Не обращая внимания на трудности и опасности, встанут против врага.

Для такого настроения нужна была подходящая музыка, и шотландец спел «Дикарь из колонии». Глаза его увлажнились, и голос дрожал от избытка чувств.

Глубоко тронутые, Шон и Сол дуэтом исполнили не вполне подходящие к случаю «Дубовые сердца», и уже втроем они весело принялись распевать «Ты проснулся, Джонни Коп?»

В середине третьего куплета явилась старшая сестра; к этому времени не мог спать ни Джонни Коп, ни любой другой в радиусе ста ярдов.

– Джентльмены, часы посещений кончились.

Это была грозная женщина с голосом как полковая труба, но Сол, который не раз выступал перед судьями-вешателями, не дрогнул.

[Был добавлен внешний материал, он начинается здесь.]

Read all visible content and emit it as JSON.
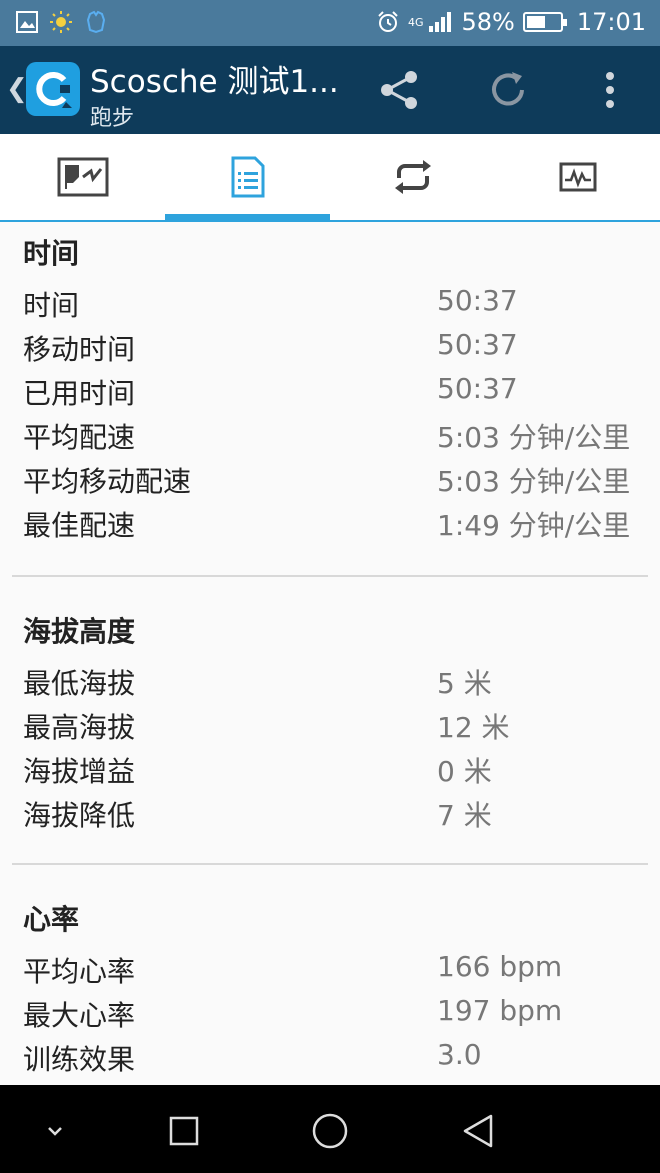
{
  "status_bar": {
    "battery": "58%",
    "time": "17:01",
    "network": "4G",
    "battery_level": 0.58
  },
  "header": {
    "title": "Scosche 测试1...",
    "subtitle": "跑步"
  },
  "tabs": [
    {
      "icon": "map-icon",
      "active": false
    },
    {
      "icon": "summary-list-icon",
      "active": true
    },
    {
      "icon": "laps-icon",
      "active": false
    },
    {
      "icon": "chart-icon",
      "active": false
    }
  ],
  "sections": [
    {
      "title": "时间",
      "rows": [
        {
          "label": "时间",
          "value": "50:37"
        },
        {
          "label": "移动时间",
          "value": "50:37"
        },
        {
          "label": "已用时间",
          "value": "50:37"
        },
        {
          "label": "平均配速",
          "value": "5:03 分钟/公里"
        },
        {
          "label": "平均移动配速",
          "value": "5:03 分钟/公里"
        },
        {
          "label": "最佳配速",
          "value": "1:49 分钟/公里"
        }
      ]
    },
    {
      "title": "海拔高度",
      "rows": [
        {
          "label": "最低海拔",
          "value": "5 米"
        },
        {
          "label": "最高海拔",
          "value": "12 米"
        },
        {
          "label": "海拔增益",
          "value": "0 米"
        },
        {
          "label": "海拔降低",
          "value": "7 米"
        }
      ]
    },
    {
      "title": "心率",
      "rows": [
        {
          "label": "平均心率",
          "value": "166 bpm"
        },
        {
          "label": "最大心率",
          "value": "197 bpm"
        },
        {
          "label": "训练效果",
          "value": "3.0"
        }
      ]
    }
  ],
  "colors": {
    "status_bar": "#4a7a9c",
    "action_bar": "#0e3b5a",
    "accent": "#2ea3dd"
  }
}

– Мадам, – начал он свою речь низким поклоном. – Эти люди – позвольте мне сказать всю правду, – эти герои принесли огромные жертвы во имя свободы. Их кровь текла как джин во имя защиты благородного идеала – свободы! Я прошу только, чтобы им вернули немного этой драгоценной жидкости. Мадам! Во имя чести, справедливости и благодарности взываю я к вам!

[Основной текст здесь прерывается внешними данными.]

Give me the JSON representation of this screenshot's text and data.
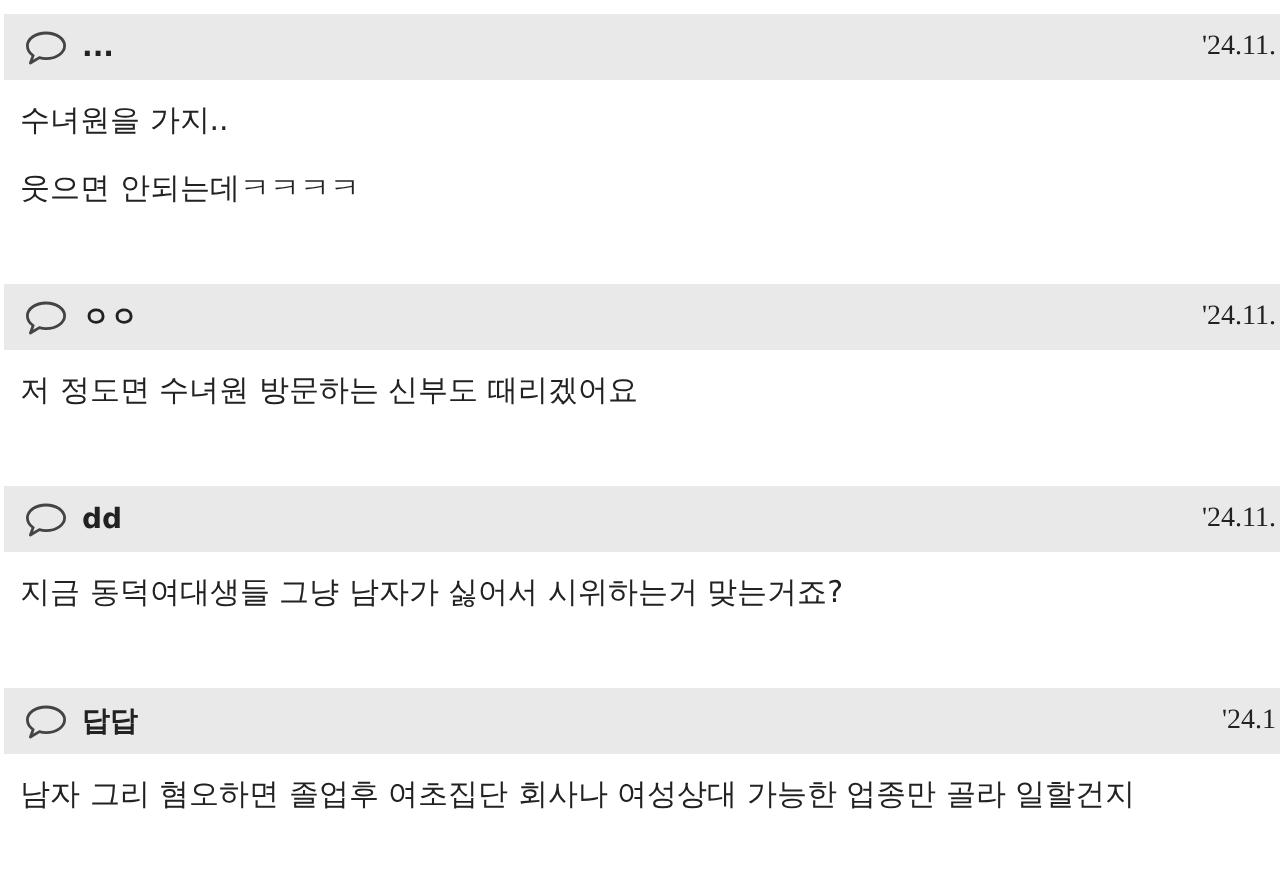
{
  "comments": [
    {
      "nickname": "...",
      "date": "'24.11.",
      "lines": [
        "수녀원을 가지..",
        "웃으면 안되는데ㅋㅋㅋㅋ"
      ]
    },
    {
      "nickname": "ㅇㅇ",
      "date": "'24.11.",
      "lines": [
        "저 정도면 수녀원 방문하는 신부도 때리겠어요"
      ]
    },
    {
      "nickname": "dd",
      "date": "'24.11.",
      "lines": [
        "지금 동덕여대생들 그냥 남자가 싫어서 시위하는거 맞는거죠?"
      ]
    },
    {
      "nickname": "답답",
      "date": "'24.1",
      "lines": [
        "남자 그리 혐오하면 졸업후 여초집단 회사나 여성상대 가능한 업종만 골라 일할건지"
      ]
    }
  ]
}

Закончил он, прижав к груди кулак и трагически склонив голову.

– Здорово, парень!

– Хорошо! Очень хорошо!

Оба героя разразились бурными аплодисментами, но на лице сестры проступило подозрение.

Она чуть подняла нос и принюхалась.

– Вы пьяны! – мрачно обвинила она.

– О, грязная клевета! О, чудовищная ложь!

Сол поспешно попятился.

– Ну ладно, сержант. – Она мрачно повернулась к Шону. – Где она?

– Кто? – невинно спросил Шон.

– Бутылка!

Она подняла простыни и начала искать.

Сол схватил свою каску, за ее спиной отсалютовал и на цыпочках ушел с веранды.

Глава 33

Отпуск Шона в Ледибурге истекал быстро, слишком быстро.

Мбежане исчез по загадочному делу в Зулуленде. Шон догадывался, что дело в двух женах и их потомстве, которых Мбежане радостно отослал в краали отцов, когда много лет назад Шон покинул Ледибург.

Дирк каждое утро томился в школьной неволе, и Шон мог свободно бродить по холмам и вельду, окружавшему город. Большую часть времени он проводил в окрестностях заброшенного ранчо над откосом, которое называлось Лайон-Коп.

Через месяц он знал все ручейки, все складки и склоны этой земли. Ноги его от ходьбы окрепли. Голень больше не болела, некогда пурпурный шрам поблек и почти слился с кожей.